New elasticsearch node does not run enrichments

FKarraz · April 21, 2023, 1:26pm

Hello, as I mentioned in enrich processor missing documents, I am facing some issues in my elasticsearch cluster related to document enrichment. I'm opening a new thread as I suspect they are different problems.

As the people comment, i upgrade elasticsearch node to 7.17.9 and then i generate a new elasticsearch node to create a cluster. The server on which the nodes run has 48 GB of RAM and 48 CPUs.
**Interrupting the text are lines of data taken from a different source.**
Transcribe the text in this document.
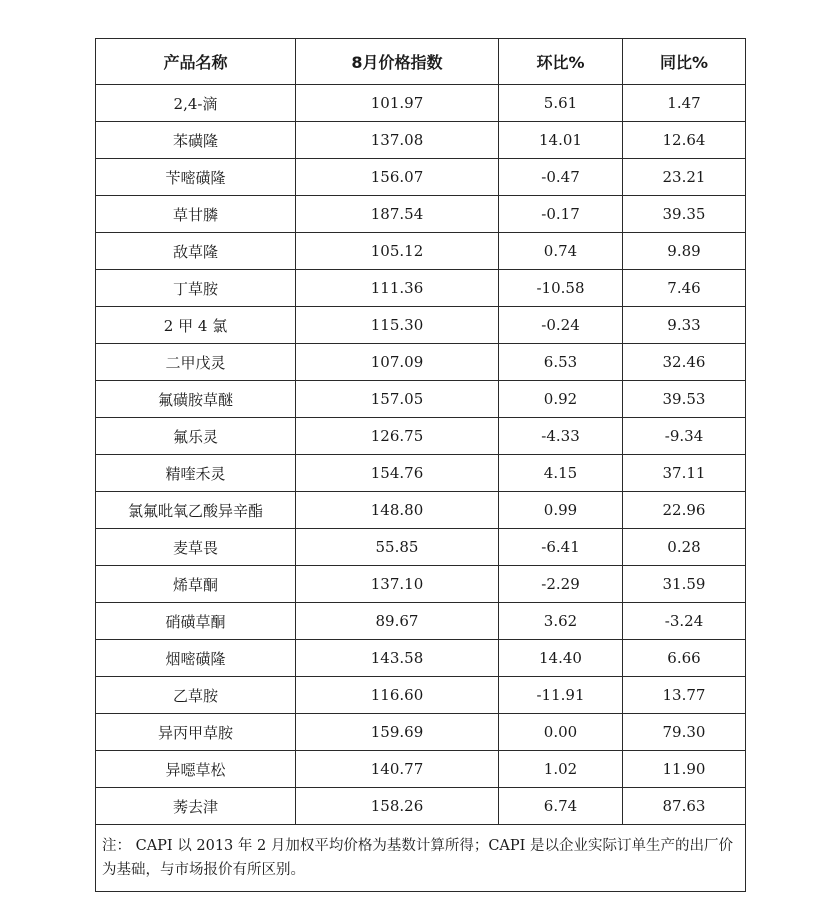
产品名称	8月价格指数	环比%	同比%
2,4-滴	101.97	5.61	1.47
苯磺隆	137.08	14.01	12.64
苄嘧磺隆	156.07	-0.47	23.21
草甘膦	187.54	-0.17	39.35
敌草隆	105.12	0.74	9.89
丁草胺	111.36	-10.58	7.46
2 甲 4 氯	115.30	-0.24	9.33
二甲戊灵	107.09	6.53	32.46
氟磺胺草醚	157.05	0.92	39.53
氟乐灵	126.75	-4.33	-9.34
精喹禾灵	154.76	4.15	37.11
氯氟吡氧乙酸异辛酯	148.80	0.99	22.96
麦草畏	55.85	-6.41	0.28
烯草酮	137.10	-2.29	31.59
硝磺草酮	89.67	3.62	-3.24
烟嘧磺隆	143.58	14.40	6.66
乙草胺	116.60	-11.91	13.77
异丙甲草胺	159.69	0.00	79.30
异噁草松	140.77	1.02	11.90
莠去津	158.26	6.74	87.63
注： CAPI 以 2013 年 2 月加权平均价格为基数计算所得；CAPI 是以企业实际订单生产的出厂价为基础，与市场报价有所区别。			
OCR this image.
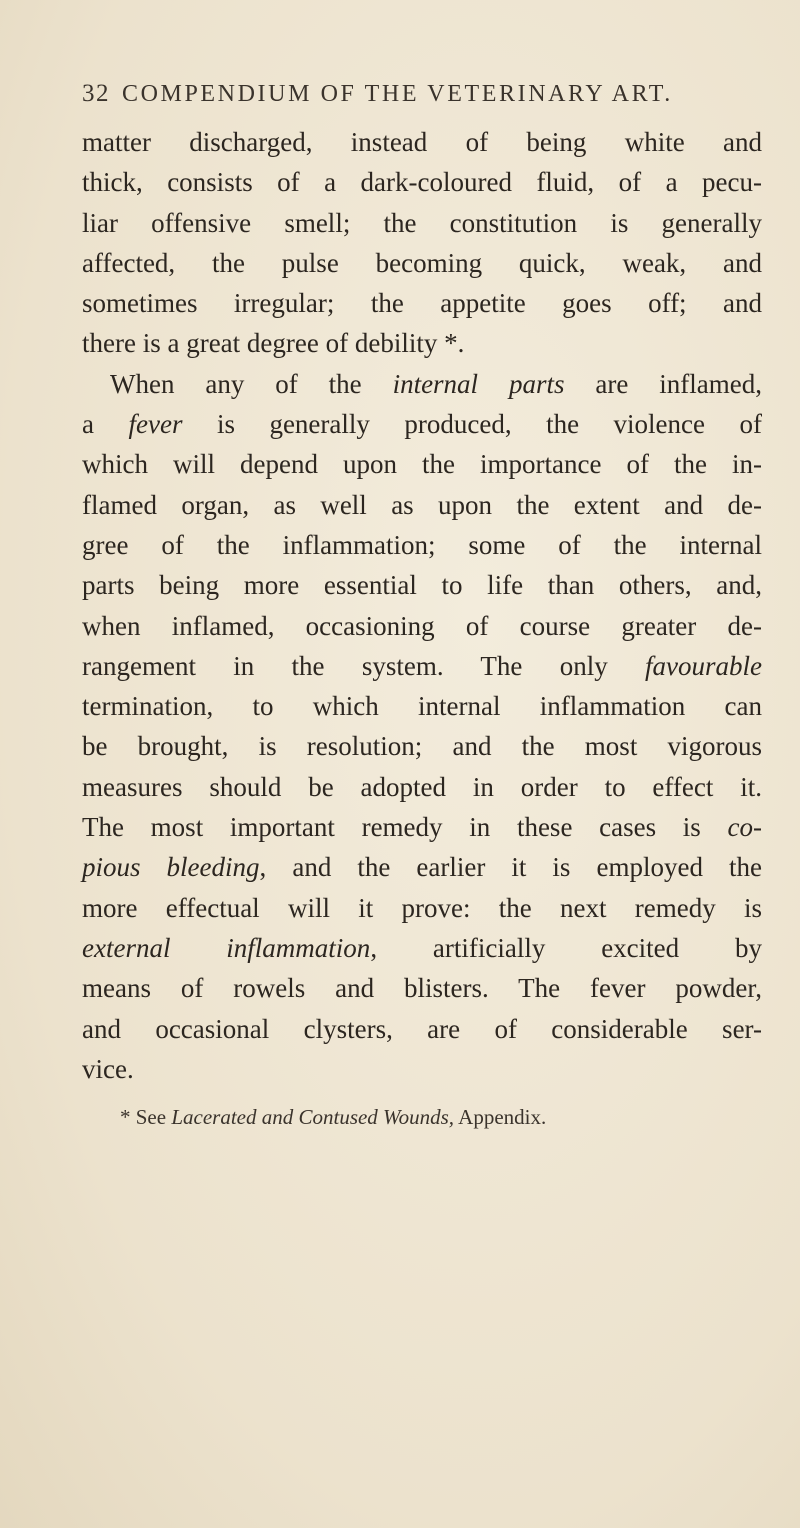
32 COMPENDIUM OF THE VETERINARY ART.
matter discharged, instead of being white and
thick, consists of a dark-coloured fluid, of a pecu-
liar offensive smell; the constitution is generally
affected, the pulse becoming quick, weak, and
sometimes irregular; the appetite goes off; and
there is a great degree of debility *.
When any of the internal parts are inflamed,
a fever is generally produced, the violence of
which will depend upon the importance of the in-
flamed organ, as well as upon the extent and de-
gree of the inflammation; some of the internal
parts being more essential to life than others, and,
when inflamed, occasioning of course greater de-
rangement in the system. The only favourable
termination, to which internal inflammation can
be brought, is resolution; and the most vigorous
measures should be adopted in order to effect it.
The most important remedy in these cases is co-
pious bleeding, and the earlier it is employed the
more effectual will it prove: the next remedy is
external inflammation, artificially excited by
means of rowels and blisters. The fever powder,
and occasional clysters, are of considerable ser-
vice.
* See Lacerated and Contused Wounds, Appendix.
Here is the docker-compose configuration:

  elasticsearch:
    image: docker.elastic.co/elasticsearch/elasticsearch:7.17.9
    ports:
      - "9200:9200"
    ulimits:
      memlock:
        soft: -1
        hard: -1
    volumes:
      - /etc/my-folder/pm-monitor/elasticsearch/certs/ca/ca.crt:/usr/share/elasticsearch/config/ca.crt
      - /etc/my-folder/pm-monitor/elasticsearch/certs/instance/elasticsearch.crt:/usr/share/elasticsearch/config/elasticsearch.crt
      - /etc/my-folder/pm-monitor/elasticsearch/certs/instance/elasticsearch.key:/usr/share/elasticsearch/config/elasticsearch.key
      - /data/docker/volumes/elasticsearch_data:/usr/share/elasticsearch/data
      - /data/docker/volumes/elasticsearch_snapshots:/snapshots
      - /etc/my-folder/pm-monitor/elasticsearch/elasticsearch.yml:/usr/share/elasticsearch/config/elasticsearch.yml
    labels:
      co.elastic.metrics/module: elasticsearch
      co.elastic.metrics/hosts: "elasticsearch:9200"
      co.elastic.metrics/metricsets: enrich,index,index_summary,node_stats,pending_tasks
    environment:
      #- "discovery.type=single-node"
      - node.name=elasticsearch
      - cluster.initial_master_nodes=elasticsearch
      - xpack.security.enabled=true
      #- xpack.license.self_generated.type=basic
      - "http.cors.allow-origin=http://localhost:1358,http://127.0.0.1:1358,http://some-url:1358"
      - "http.cors.enabled=true"
      - "http.cors.allow-headers=X-Requested-With,X-Auth-Token,Content-Type,Content-Length,Authorization"
      - "http.cors.allow-credentials=true"
      - "ES_JAVA_OPTS=-Xms14g -Xmx14g"
      - bootstrap.memory_lock=true
    restart: always

  
  elasticsearch02:
    image: docker.elastic.co/elasticsearch/elasticsearch:7.17.9
    ulimits:
      memlock:
        soft: -1
        hard: -1
    volumes:
      - /etc/my-folder/pm-monitor/elasticsearch/certs/ca/ca.crt:/usr/share/elasticsearch/config/ca.crt
      - /etc/my-folder/pm-monitor/elasticsearch/certs/instance/elasticsearch.crt:/usr/share/elasticsearch/config/elasticsearch.crt
      - /etc/my-folder/pm-monitor/elasticsearch/certs/instance/elasticsearch.key:/usr/share/elasticsearch/config/elasticsearch.key
      - /etc/my-folder/pm-monitor/elasticsearch/elasticsearch02.yml:/usr/share/elasticsearch/config/elasticsearch.yml
    labels:
      co.elastic.metrics/module: elasticsearch
      co.elastic.metrics/hosts: "elasticsearch:9200"
      co.elastic.metrics/metricsets: enrich,index,index_summary,node_stats,pending_tasks
    environment:
      - node.name=elasticsearch02
      - discovery.seed_hosts=elasticsearch
      - "ES_JAVA_OPTS=-Xms14g -Xmx14g"
      - xpack.security.enabled=true
      #- xpack.license.self_generated.type=basic
      - bootstrap.memory_lock=true
      - "http.cors.enabled=true"
      - "http.cors.allow-headers=X-Requested-With,X-Auth-Token,Content-Type,Content-Length,Authorization"
      - "http.cors.allow-credentials=true"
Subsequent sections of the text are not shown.